During a move necessitated 20+ years ago by my change from a “private practice of medicine” life to a “back to school” life, I decided to undertake the move on my own using a rented van. I also had to affix a small trailer packed with furniture to the van. As I lifted the not so heavy trailer to the hitch, one of my children ran toward the trailer. I stopped my child’s progress with a holler and an out-stretched hand. As I did that, a disc in my back popped and dropped me to the ground. I have had back pain every day since. I have managed my back pain on my own. But, I now think it is time to start using my medical insurance to pay for the care of my back pain. So, fellow insured, you owe me a BMW.
Yes, a BMW. I know that my back pain is a subjective complaint and you can’t prove or disprove that I have it. I also know that there is no measure of my back pain; I can grade it on a scale from 0-10, as some do, but that is such a difficult task that I can’t internally come up with a number. I am sure, though, that the number changes daily. Even if I could assign a number to my pain, there is no guarantee that you would assign the same number should you suffer the exact pain as me, or that you could assign a number to my complaint better than I could. The pain is there, though. I feel it and alter my activities to not exacerbate.
Recently, a friend gave me a ride in his BMW. The seats fit my back to a t and as I sat there, my pain abated. I asked him to turn on the heated seats. Even more remarkable pain relief followed. In fact, after the ride in his car, I had no back pain for over 3 weeks, the first 3-week, pain-free stretch of time in over 20 years. So, since insurance plans often pay for some types of interventions such as heaters, buzzers, or needles, as examples, to help people with their back pain, so, then, shouldn’t insurance pay for a BMW for me? I think so.

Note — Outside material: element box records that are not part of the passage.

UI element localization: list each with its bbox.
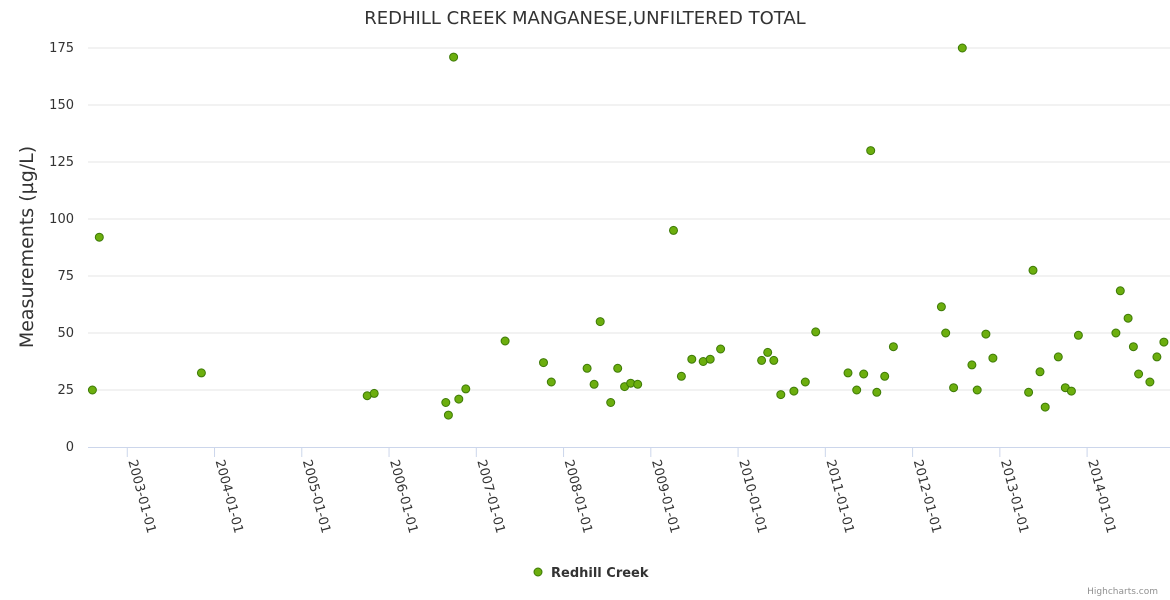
x-tick-label: 2009-01-01 — [648, 458, 682, 535]
data-point[interactable] — [87, 385, 97, 395]
data-point[interactable] — [613, 363, 623, 373]
data-point[interactable] — [595, 317, 605, 327]
data-point[interactable] — [888, 342, 898, 352]
x-tick-label: 2011-01-01 — [822, 458, 856, 535]
data-point[interactable] — [967, 360, 977, 370]
data-point[interactable] — [669, 225, 678, 235]
y-tick-label: 75 — [57, 269, 74, 284]
data-point[interactable] — [949, 383, 959, 393]
data-point[interactable] — [800, 377, 810, 387]
y-tick-label: 50 — [57, 326, 74, 341]
data-point[interactable] — [1035, 367, 1045, 377]
data-point[interactable] — [676, 371, 686, 381]
y-tick-label: 25 — [57, 383, 74, 398]
data-point[interactable] — [606, 398, 616, 407]
data-point[interactable] — [687, 354, 697, 364]
data-point[interactable] — [582, 363, 592, 373]
data-point[interactable] — [1159, 337, 1169, 347]
y-tick-label: 0 — [66, 440, 74, 455]
data-point[interactable] — [776, 390, 786, 400]
data-point[interactable] — [539, 358, 548, 368]
data-point[interactable] — [972, 385, 982, 395]
data-point[interactable] — [1145, 377, 1155, 387]
data-point[interactable] — [461, 384, 471, 394]
data-point[interactable] — [843, 368, 853, 378]
data-point[interactable] — [705, 354, 715, 364]
data-point[interactable] — [1128, 342, 1138, 352]
y-tick-label: 125 — [49, 155, 74, 170]
x-tick-label: 2004-01-01 — [212, 458, 246, 535]
data-point[interactable] — [757, 355, 767, 365]
y-tick-label: 175 — [49, 41, 74, 56]
data-point[interactable] — [443, 410, 453, 420]
chart-title: REDHILL CREEK MANGANESE,UNFILTERED TOTAL — [364, 8, 805, 29]
data-point[interactable] — [1040, 402, 1050, 412]
data-point[interactable] — [763, 347, 773, 357]
data-point[interactable] — [769, 355, 779, 365]
data-point[interactable] — [981, 329, 991, 339]
data-points — [87, 43, 1169, 420]
data-point[interactable] — [941, 328, 951, 338]
data-point[interactable] — [988, 353, 998, 363]
data-point[interactable] — [589, 379, 599, 389]
y-tick-label: 100 — [49, 212, 74, 227]
x-tick-label: 2012-01-01 — [910, 458, 944, 535]
data-point[interactable] — [1073, 330, 1083, 340]
data-point[interactable] — [866, 146, 876, 156]
data-point[interactable] — [872, 387, 882, 397]
y-axis-ticks: 0 25 50 75 100 125 150 175 — [49, 41, 74, 455]
data-point[interactable] — [852, 385, 862, 395]
data-point[interactable] — [811, 327, 821, 337]
data-point[interactable] — [1066, 386, 1076, 396]
x-tick-label: 2010-01-01 — [735, 458, 769, 535]
data-point[interactable] — [716, 344, 726, 354]
x-tick-label: 2014-01-01 — [1084, 458, 1118, 535]
x-tick-label: 2003-01-01 — [124, 458, 158, 535]
data-point[interactable] — [369, 388, 379, 398]
data-point[interactable] — [94, 232, 104, 242]
data-point[interactable] — [196, 368, 206, 378]
data-point[interactable] — [1134, 369, 1144, 379]
data-point[interactable] — [1053, 352, 1063, 362]
credits-link[interactable]: Highcharts.com — [1087, 587, 1158, 597]
y-axis-label: Measurements (µg/L) — [16, 146, 38, 348]
data-point[interactable] — [1028, 265, 1038, 275]
data-point[interactable] — [957, 43, 967, 53]
grid-lines — [88, 47, 1170, 391]
data-point[interactable] — [633, 379, 643, 389]
x-tick-label: 2006-01-01 — [386, 458, 420, 535]
x-tick-label: 2013-01-01 — [997, 458, 1031, 535]
legend-item-redhill-creek[interactable]: Redhill Creek — [551, 566, 649, 581]
x-tick-label: 2008-01-01 — [561, 458, 595, 535]
data-point[interactable] — [936, 302, 946, 312]
x-tick-label: 2005-01-01 — [299, 458, 333, 535]
data-point[interactable] — [1024, 387, 1034, 397]
data-point[interactable] — [1152, 352, 1162, 362]
data-point[interactable] — [441, 398, 451, 407]
x-tick-label: 2007-01-01 — [473, 458, 507, 535]
data-point[interactable] — [454, 394, 464, 404]
data-point[interactable] — [449, 52, 459, 62]
legend-marker[interactable] — [533, 567, 543, 577]
x-axis-ticks: 2003-01-01 2004-01-01 2005-01-01 2006-01-01… — [124, 447, 1118, 535]
data-point[interactable] — [789, 386, 799, 396]
data-point[interactable] — [1123, 313, 1133, 323]
y-tick-label: 150 — [49, 98, 74, 113]
data-point[interactable] — [859, 369, 869, 379]
data-point[interactable] — [500, 336, 510, 346]
legend[interactable]: Redhill Creek — [533, 566, 649, 581]
data-point[interactable] — [1111, 328, 1121, 338]
data-point[interactable] — [880, 371, 890, 381]
data-point[interactable] — [546, 377, 556, 387]
data-point[interactable] — [1115, 286, 1125, 296]
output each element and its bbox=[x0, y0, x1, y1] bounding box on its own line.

But, you don’t, I bet. Why is that? What makes some things reimbursable by insurance and some things not? If we are to pay for outcomes, the BMW seats improve my outcomes. That should be good enough to get some cost covered. I would be willing to pay the deductible if the insurance would pay the rest. Medical care, at present, is as much a social/philosophical construct as it is a science. Hence, my supposition cannot be dismissed offhand. We pay for physical therapy, chiropractic and massage therapy, as examples, and, even, we are willing to pay for placebos. All of these sorts of interventions aim to improve, purportedly, subjective outcomes – like my back pain. If we pay for those interventions, let’s follow through and pay for a BMW for me.
One debate lacking in the discussions about health care improvement and quality is a debate about what sorts of outcomes are worth measuring and, hence, worth being considered for insurance payment. Personal preferences, or, “It makes me feel better and worry less”, don’t seem worthy outcomes for shared payment medical interventions. Those outcomes reside in our mind’s unique perspectives and we are uniquely responsible for how we feel. Satisfaction with care, also, is another subjective matter, yet we collectively pay for that outcome. Again, why?
The reason why paying for a BMW for my subjective outcomes, and paying for subjective outcomes, in general, is folly is that these outcomes are not scientifically measurable or reproducible. Outcomes that are subjective are just that, and we should not collectively pay for the vagaries of people’s perceptions and wishes. If I would have succumbed to the whims of the personal preferences of my children I would be broke. There has to be some “no” to what outcomes should be measured and paid for.
Evidence-based-medicine is an alleged way to reduce the costs of medical care by limiting payment for things that do not provide measurable benefits. Measurable means that we accurately quantify an outcome and assure that what is being measured reflects the same things for all of us. Subjective outcomes fail this feature. When it comes to my preference for a car and your preferences for interventions to improve your subjective outcomes, we should pay on our own and not ask others to contribute. However, if subjective outcomes continue to be miss-measured and paid for, then, please, insurer, make my BMW a red one.